Debby Carreau MBA CHRP
Not long ago, empathy was considered a soft skill that a leader, who had to be tough, could not afford. Now, as leaders seek to connect more directly with employees, customers and stakeholders, an ability to nurture strong relationships is essential. We have all heard the old adage. ”You can’t lead someone effectively if you can’t walk a mile in his or her shoes”.

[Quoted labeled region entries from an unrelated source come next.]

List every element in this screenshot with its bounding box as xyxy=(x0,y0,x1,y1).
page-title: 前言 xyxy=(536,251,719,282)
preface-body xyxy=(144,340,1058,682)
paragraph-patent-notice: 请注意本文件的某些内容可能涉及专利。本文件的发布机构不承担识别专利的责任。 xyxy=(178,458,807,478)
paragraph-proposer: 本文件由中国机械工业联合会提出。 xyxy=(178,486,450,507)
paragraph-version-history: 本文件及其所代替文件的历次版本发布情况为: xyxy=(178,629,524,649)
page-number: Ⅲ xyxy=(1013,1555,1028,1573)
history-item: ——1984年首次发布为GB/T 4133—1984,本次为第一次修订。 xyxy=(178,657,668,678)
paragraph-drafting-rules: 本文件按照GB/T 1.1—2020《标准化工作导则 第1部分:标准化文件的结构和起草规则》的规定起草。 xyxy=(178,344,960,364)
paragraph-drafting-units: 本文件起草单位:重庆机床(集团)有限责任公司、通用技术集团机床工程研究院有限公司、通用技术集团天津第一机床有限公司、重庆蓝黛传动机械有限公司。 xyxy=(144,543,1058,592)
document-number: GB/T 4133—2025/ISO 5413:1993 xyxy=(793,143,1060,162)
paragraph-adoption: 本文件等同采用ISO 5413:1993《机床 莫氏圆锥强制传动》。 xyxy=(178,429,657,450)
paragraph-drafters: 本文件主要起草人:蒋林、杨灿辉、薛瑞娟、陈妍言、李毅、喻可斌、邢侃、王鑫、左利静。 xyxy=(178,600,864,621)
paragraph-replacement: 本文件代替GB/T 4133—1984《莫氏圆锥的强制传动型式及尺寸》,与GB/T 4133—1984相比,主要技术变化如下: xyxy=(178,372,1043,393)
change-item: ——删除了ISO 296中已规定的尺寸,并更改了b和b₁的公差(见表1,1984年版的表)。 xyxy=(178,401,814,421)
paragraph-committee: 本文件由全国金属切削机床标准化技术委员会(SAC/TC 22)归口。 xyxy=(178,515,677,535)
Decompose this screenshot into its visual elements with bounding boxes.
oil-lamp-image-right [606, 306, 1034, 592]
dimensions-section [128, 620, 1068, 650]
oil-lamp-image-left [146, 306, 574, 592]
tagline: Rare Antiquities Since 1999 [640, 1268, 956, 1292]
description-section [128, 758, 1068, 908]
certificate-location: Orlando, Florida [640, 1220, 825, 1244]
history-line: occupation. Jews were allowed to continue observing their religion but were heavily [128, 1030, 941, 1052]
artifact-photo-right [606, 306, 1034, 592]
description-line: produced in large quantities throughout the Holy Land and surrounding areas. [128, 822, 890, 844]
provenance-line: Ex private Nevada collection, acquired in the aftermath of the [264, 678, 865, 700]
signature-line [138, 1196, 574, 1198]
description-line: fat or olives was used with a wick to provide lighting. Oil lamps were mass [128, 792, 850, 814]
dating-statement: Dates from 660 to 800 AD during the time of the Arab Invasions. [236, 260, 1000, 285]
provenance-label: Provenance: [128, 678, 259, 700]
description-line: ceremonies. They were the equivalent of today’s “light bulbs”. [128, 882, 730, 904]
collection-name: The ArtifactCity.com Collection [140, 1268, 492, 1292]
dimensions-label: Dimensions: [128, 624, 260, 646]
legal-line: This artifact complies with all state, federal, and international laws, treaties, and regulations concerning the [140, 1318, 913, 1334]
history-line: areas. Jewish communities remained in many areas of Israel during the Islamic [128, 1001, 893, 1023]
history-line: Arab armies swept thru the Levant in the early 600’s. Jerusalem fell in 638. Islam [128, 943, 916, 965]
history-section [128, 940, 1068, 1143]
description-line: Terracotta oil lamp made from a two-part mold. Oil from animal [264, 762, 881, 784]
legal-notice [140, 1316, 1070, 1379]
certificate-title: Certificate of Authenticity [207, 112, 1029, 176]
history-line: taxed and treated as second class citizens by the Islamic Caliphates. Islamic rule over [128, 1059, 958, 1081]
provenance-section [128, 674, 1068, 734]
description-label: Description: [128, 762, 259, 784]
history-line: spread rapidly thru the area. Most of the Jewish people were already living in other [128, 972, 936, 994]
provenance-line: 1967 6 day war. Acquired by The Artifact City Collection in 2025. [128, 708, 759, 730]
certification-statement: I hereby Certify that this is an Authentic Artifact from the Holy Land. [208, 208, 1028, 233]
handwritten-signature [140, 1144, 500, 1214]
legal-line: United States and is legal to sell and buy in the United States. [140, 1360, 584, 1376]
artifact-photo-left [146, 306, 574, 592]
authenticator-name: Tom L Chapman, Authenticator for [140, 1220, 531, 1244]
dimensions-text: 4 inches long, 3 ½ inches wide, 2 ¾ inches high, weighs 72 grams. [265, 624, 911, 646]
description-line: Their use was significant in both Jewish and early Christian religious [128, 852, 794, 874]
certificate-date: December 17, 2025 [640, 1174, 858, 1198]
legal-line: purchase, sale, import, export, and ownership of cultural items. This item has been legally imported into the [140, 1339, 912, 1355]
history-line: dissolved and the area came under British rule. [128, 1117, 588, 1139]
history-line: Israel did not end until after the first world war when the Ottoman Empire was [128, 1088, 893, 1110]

On a recent flight I witnessed this practice brought to life. Gregg Saretsky, WestJet CEO, was flying down to Palm Springs for a mini vacation. Interestingly, instead of acting as a passenger, Gregg was working as a flight attendant (and no he wasn’t on Undercover Boss). Based on his speed and efficiency it was clear this was a common practice for him, not a token effort. Gregg worked the entire flight joking with the team, talking to passengers and soliciting their feedback. Being the curious person that I am, I pull the flight attendant working with Gregg aside and asked him “what it’s like working side by side with the CEO of a multi-billion dollar company?” “It’s really cool; he does this all the time and really gets it”. He answered.
WestJet was founded on the principle of Caring, which consistently delivers results. There is a clear the correlation here between employee engagement, customer satisfaction and profitability. WestJet continues to be the favourite for travellers, investors and employees alike. The leader of this organization truly understands his stakeholders and delivers on their needs consistently.
Empathy and expertise are a winning formula for leaders. If a leader can be curious, competent, and authentic, it sets a standard for others to follow and reinforces that everybody is motivated differently.
Many women leaders share common attributes that serve us well as empathetic leaders:
- We place a high value on relationships and judge our success based on the quality of these relationships
- We tend to prefer direct in-person communication to second hand data
- We are unwilling to compartmentalize our lives and so we draw upon the personal experience and insights, we and others, bring to our jobs
- We prefer leading from the center rather than the top and structure our organizations accordingly
- We take a long term view
At all levels of management empathy is a critical skill. Set aside the “soft stuff”, If you can imagine a person's point of view — regardless if you agree with it — you can more effectively influence them. Empathizing with your team, your peers, and your colleagues won't make you a pushover — it'll give you more power as a leader.